With only 3.1 million units sold since its release for the 2012 holiday shopping season, the Wii U has been unable to capture much interest from either consumers or developers. Last month’s announcement by gaming software giant Electronic Arts, stating that they had no titles in development for the Wii U, was a major blow to the console’s staying power.
EA has since backpedaled on the statement (as well as distancing itself from even more scathing remarks on Twitter by an EA Sports developer who called the Wii U “crap”), but was still frank in stating that the majority of its creative focus was on Sony and Microsoft.
Wii U may have been doomed from the beginning. While the original Wii had been both an innovator and a commercial success, it seems that Wii U was simply playing catch-up with the now end-of-cycle PlayStation 3 and Xbox. It was the first Nintendo console to offer high definition playback – in a world that has been dominated by HDTVs since 2006 (the same year that the PS3 launched, just behind the Xbox 360 launch in November 2005). While the Wii U offers double the amount of RAM that the PS3 and Xbox 360 have, the CPU is clocked slower than either of those aging consoles.
The biggest nail in the Wii U’s coffin can be found in its game library – or rather, its lack of strong third-party titles. Nintendo fans will always support the Mario and Zelda mainstays, but many developers were turned off by the Wii U’s specs and awkward tablet-cum-controller.
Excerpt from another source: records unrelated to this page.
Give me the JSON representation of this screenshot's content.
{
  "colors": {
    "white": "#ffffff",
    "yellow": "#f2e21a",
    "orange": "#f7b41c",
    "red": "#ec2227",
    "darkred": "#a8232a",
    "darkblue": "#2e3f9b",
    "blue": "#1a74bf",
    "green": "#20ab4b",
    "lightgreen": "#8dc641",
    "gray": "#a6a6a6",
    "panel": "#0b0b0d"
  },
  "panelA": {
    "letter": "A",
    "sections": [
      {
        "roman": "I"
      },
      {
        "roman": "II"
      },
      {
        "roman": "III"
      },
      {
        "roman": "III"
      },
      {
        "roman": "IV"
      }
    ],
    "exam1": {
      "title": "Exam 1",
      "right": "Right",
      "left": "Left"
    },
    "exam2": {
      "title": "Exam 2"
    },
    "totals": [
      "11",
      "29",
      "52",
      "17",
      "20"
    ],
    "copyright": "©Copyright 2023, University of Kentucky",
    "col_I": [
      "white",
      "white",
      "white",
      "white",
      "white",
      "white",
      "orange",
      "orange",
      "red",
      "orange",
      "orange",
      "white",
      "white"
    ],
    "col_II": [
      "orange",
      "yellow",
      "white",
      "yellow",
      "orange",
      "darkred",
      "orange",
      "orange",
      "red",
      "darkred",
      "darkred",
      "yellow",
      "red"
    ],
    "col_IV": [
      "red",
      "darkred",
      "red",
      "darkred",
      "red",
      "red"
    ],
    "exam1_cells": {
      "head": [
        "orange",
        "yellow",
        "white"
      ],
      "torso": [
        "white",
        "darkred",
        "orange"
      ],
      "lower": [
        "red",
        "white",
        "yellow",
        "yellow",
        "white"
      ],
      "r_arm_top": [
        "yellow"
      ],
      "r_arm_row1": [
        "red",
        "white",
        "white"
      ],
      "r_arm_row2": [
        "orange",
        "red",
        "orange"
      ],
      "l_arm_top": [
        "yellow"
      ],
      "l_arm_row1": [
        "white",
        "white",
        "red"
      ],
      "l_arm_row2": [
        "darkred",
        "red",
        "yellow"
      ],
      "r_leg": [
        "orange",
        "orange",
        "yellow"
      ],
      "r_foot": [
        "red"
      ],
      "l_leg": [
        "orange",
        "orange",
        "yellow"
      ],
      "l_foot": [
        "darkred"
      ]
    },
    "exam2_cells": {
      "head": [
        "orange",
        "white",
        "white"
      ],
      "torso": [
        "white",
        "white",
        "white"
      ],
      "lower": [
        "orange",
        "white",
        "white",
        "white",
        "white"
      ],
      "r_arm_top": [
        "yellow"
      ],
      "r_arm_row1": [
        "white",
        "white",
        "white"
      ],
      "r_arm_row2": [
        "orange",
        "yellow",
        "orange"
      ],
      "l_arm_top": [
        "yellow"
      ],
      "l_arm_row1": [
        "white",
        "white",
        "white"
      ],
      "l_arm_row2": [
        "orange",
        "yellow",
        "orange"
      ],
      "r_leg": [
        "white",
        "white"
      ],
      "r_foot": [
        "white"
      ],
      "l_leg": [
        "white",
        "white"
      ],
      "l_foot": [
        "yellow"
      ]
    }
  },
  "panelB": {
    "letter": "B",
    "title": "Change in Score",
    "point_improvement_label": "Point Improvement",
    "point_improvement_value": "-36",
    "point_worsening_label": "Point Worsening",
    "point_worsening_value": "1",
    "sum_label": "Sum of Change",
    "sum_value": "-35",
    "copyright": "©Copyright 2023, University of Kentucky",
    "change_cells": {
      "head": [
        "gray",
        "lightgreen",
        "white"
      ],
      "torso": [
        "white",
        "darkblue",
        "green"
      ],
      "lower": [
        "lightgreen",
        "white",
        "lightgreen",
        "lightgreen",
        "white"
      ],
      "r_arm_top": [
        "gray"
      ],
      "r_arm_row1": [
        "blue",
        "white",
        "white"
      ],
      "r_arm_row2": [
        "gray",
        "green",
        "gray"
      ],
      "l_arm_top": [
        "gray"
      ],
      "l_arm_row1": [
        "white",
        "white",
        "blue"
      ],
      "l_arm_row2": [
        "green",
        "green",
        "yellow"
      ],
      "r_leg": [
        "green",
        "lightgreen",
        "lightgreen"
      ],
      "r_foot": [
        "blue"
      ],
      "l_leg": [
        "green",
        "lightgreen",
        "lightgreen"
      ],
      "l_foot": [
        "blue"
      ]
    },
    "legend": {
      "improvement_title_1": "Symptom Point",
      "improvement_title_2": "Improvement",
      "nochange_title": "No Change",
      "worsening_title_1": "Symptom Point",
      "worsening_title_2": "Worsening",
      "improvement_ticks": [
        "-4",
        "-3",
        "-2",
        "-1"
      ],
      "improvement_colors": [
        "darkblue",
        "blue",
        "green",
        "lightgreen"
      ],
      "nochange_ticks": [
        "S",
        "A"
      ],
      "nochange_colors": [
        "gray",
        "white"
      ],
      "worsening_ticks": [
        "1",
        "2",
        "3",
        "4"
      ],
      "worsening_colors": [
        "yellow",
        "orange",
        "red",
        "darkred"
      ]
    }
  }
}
It seems that Nintendo was hoping to strike a balance between the simple touch-interface of iOS blockbuster Angry Birds and the more “high-end” feel of a bona fide console experience. But the controller is too big to be portable, and the competition remains looking more polished.
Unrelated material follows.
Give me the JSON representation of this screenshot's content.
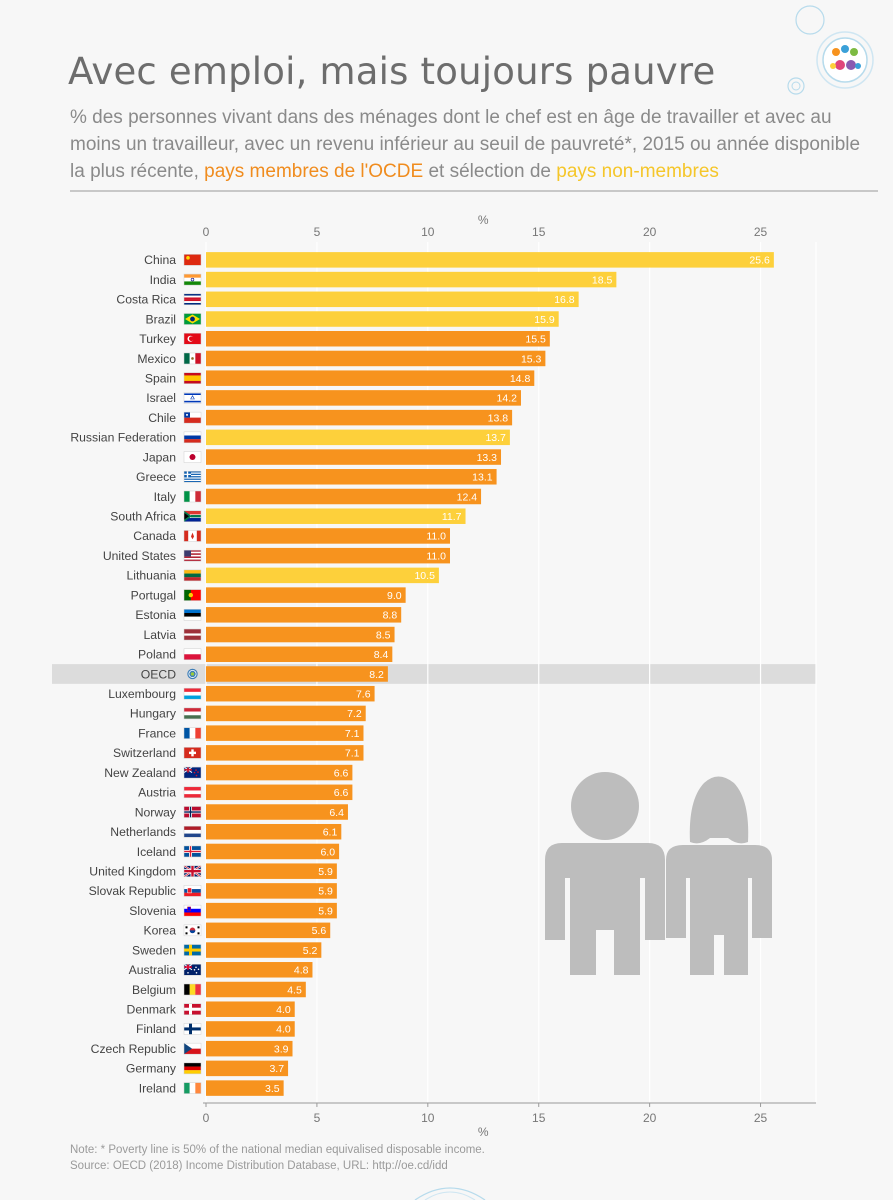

Some gaming analysts have predicted that Nintendo’s console days are coming to an end, perhaps within five years. There is speculation that Nintendo will go the way of Sega, equating the Wii U to the doomed Sega Dreamcast, and shift its focus to software only. With so many famous characters in the Nintendo universe, coupled with competition bearing down on all gaming consoles since the rise of Apple and Android gaming, this could be a strong possibility.
Nintendo is not without supporters, however, who are quick to point out the strengths of the DS and 3DS handheld consoles. Currently, the Nintendo DS is the best-selling handheld console of all time (and the second best console overall), with more than 157 million units sold. As of May 25, the Nintendo 3DS title Shin Megami Tensei IV was the global best-seller.
The next generation PlayStation 4 and Xbox One are set for a holiday 2013 release. Unless Nintendo garners more third-party support and releases a flood of intriguing new titles for the Wii U, it may fade into the shadows cast by its more impressive competitors.